Celebrating International Jazz Day!

International Jazz Day

Today, April 30th, is International Jazz Day! Designated a holiday in 2011 by the United Nations Educational, Scientific and Cultural Organization (UNESCO) and championed by the legendary Herbie Hancock, International Jazz Day exists “in order to highlight jazz and its diplomatic role of uniting people in all corners of the globe.”

Today, Center Stage Music Center is highlighting both the history of jazz in the United States, and its many adaptations across the globe. Jazz, having elemental roots in African musical styles, is commonly recognized as having begun in New Orleans, Louisiana. Specifically, jazz was born in Congo Square (then called Place Publique) - an open space in the Tremé neighborhood, where enslaved Africans were permitted to congregate on Sunday afternoons in 1817. Here, dancing, singing, and markets became commonplace until city authorities shut down the area in 1851.

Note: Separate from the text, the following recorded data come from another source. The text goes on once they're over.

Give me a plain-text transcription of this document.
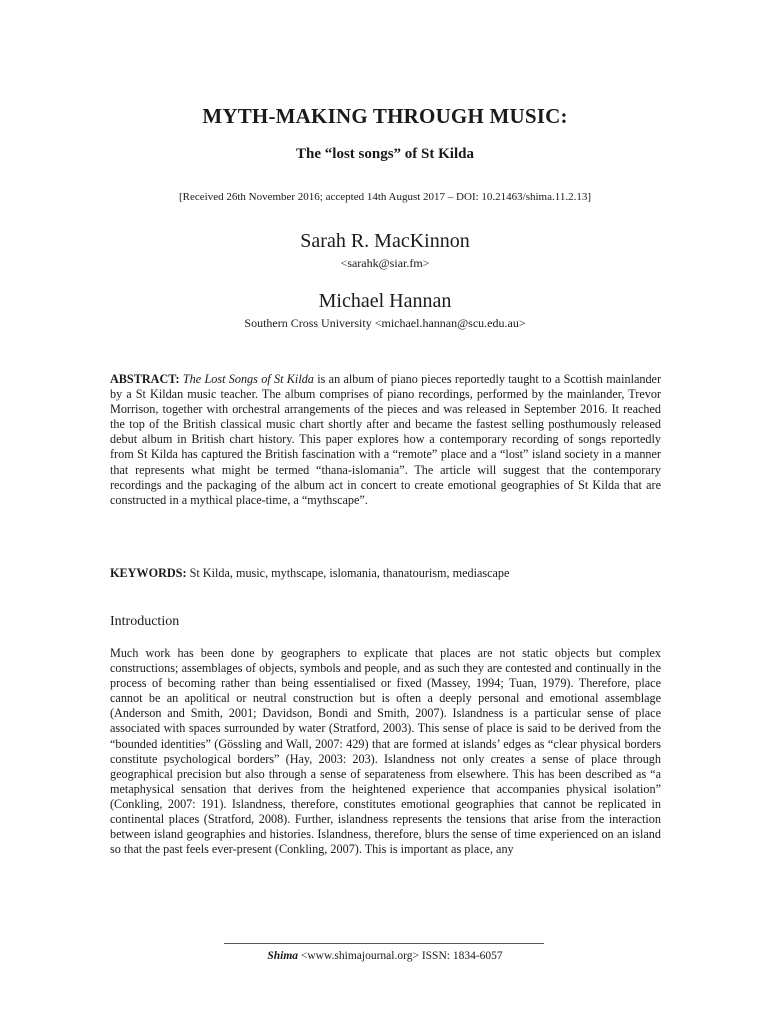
MYTH-MAKING THROUGH MUSIC:
The “lost songs” of St Kilda
[Received 26th November 2016; accepted 14th August 2017 – DOI: 10.21463/shima.11.2.13]
Sarah R. MacKinnon
<sarahk@siar.fm>
Michael Hannan
Southern Cross University <michael.hannan@scu.edu.au>
ABSTRACT: The Lost Songs of St Kilda is an album of piano pieces reportedly taught to a Scottish mainlander by a St Kildan music teacher. The album comprises of piano recordings, performed by the mainlander, Trevor Morrison, together with orchestral arrangements of the pieces and was released in September 2016. It reached the top of the British classical music chart shortly after and became the fastest selling posthumously released debut album in British chart history. This paper explores how a contemporary recording of songs reportedly from St Kilda has captured the British fascination with a “remote” place and a “lost” island society in a manner that represents what might be termed “thana-islomania”. The article will suggest that the contemporary recordings and the packaging of the album act in concert to create emotional geographies of St Kilda that are constructed in a mythical place-time, a “mythscape”.
KEYWORDS: St Kilda, music, mythscape, islomania, thanatourism, mediascape
Introduction
Much work has been done by geographers to explicate that places are not static objects but complex constructions; assemblages of objects, symbols and people, and as such they are contested and continually in the process of becoming rather than being essentialised or fixed (Massey, 1994; Tuan, 1979). Therefore, place cannot be an apolitical or neutral construction but is often a deeply personal and emotional assemblage (Anderson and Smith, 2001; Davidson, Bondi and Smith, 2007). Islandness is a particular sense of place associated with spaces surrounded by water (Stratford, 2003). This sense of place is said to be derived from the “bounded identities” (Gössling and Wall, 2007: 429) that are formed at islands’ edges as “clear physical borders constitute psychological borders” (Hay, 2003: 203). Islandness not only creates a sense of place through geographical precision but also through a sense of separateness from elsewhere. This has been described as “a metaphysical sensation that derives from the heightened experience that accompanies physical isolation” (Conkling, 2007: 191). Islandness, therefore, constitutes emotional geographies that cannot be replicated in continental places (Stratford, 2008). Further, islandness represents the tensions that arise from the interaction between island geographies and histories. Islandness, therefore, blurs the sense of time experienced on an island so that the past feels ever-present (Conkling, 2007). This is important as place, any
Shima <www.shimajournal.org> ISSN: 1834-6057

However, it was in Congo Square that the Afro-Cuban rhythm called the habanera spread. (Fun fact: New Orleans has been called the northernmost city in the Caribbean!) In 1923, Joe “King” Oliver and his Creole Jazz Band released records with trumpets and cornets, cementing the iconic jazz style that we know today. Here is a broad overview of how jazz has laid the foundation for many popular genres today - including R&B, Hip-Hop, Rock N’ Roll, and much more.

Internationally, jazz has taken many shapes and forms over the decades since its creation, influenced by local styles, politics, and traditions. These adaptations are often umbrellaed as “ethno-jazz.”

Students may be familiar with the popular 1950s/1960s Bossa Nova genre from Brazil. Characterized as a soft samba, based on “traditional Brazilian music and rhythms, American jazz, and a new style of Portuguese lyrics,” Bossa Nova was immensely popular during its height. In 1964, the American-recorded version of “The Girl from Ipanema” spent 96 weeks on the US Charts, becoming the second most played song in the world (after the Beatles’ “Yesterday”).

NTS Radio presents a great guide to South African jazz here; jazz became a symbol of African identity during South African apartheid. Additionally, here’s a spotlight on some great Ethio-jazz records (Ethiopian jazz); Ethio-jazz blends both traditional Ethiopian music with jazz, especially in its use of melodies with Amharic scales. Prof. E. Taylor Atkins tells NPR that jazz first found a home in Japan through orchestra performers on luxury liners and in hotel lobbies in the 1910s; Japanese jazz can be found here. Armenian jazz is notable for its positioning in Soviet culture and use of folk tradition.

In Egypt, Salah Ragab formed the Cairo Jazz Band and “from the late ‘60s to the early ‘70s, they mastered an original, bombastic style of Middle Eastern swing.” Notable collaborations include Sun Ra and his intergalactic Sun Ra Arkestra. Collected here are select songs from the compilation Egyptian Jazz, recorded in Cairo between 1968 and 1973. Here, Ragab’s style of “blending Black American jazz with Egyptian folklore and Islamic tradition” shines. Many artists today continue this tradition. 

2024’s International Jazz Day’s performances will take place in Tangier, Morocco. Tangier is home to a rich jazz culture - Josephine Baker, Ornette Coleman, Herbie Mann, and Archie Shepp have either spent time in or performed in Tangier. Jazz artists, such as Randy Weston, have also explored the connections between jazz music and Gnawa music (Moroccan religious songs and rhythms).

This International Jazz Day, Center Stage Music Center encourages you to explore jazz music from around the world! Happy listening!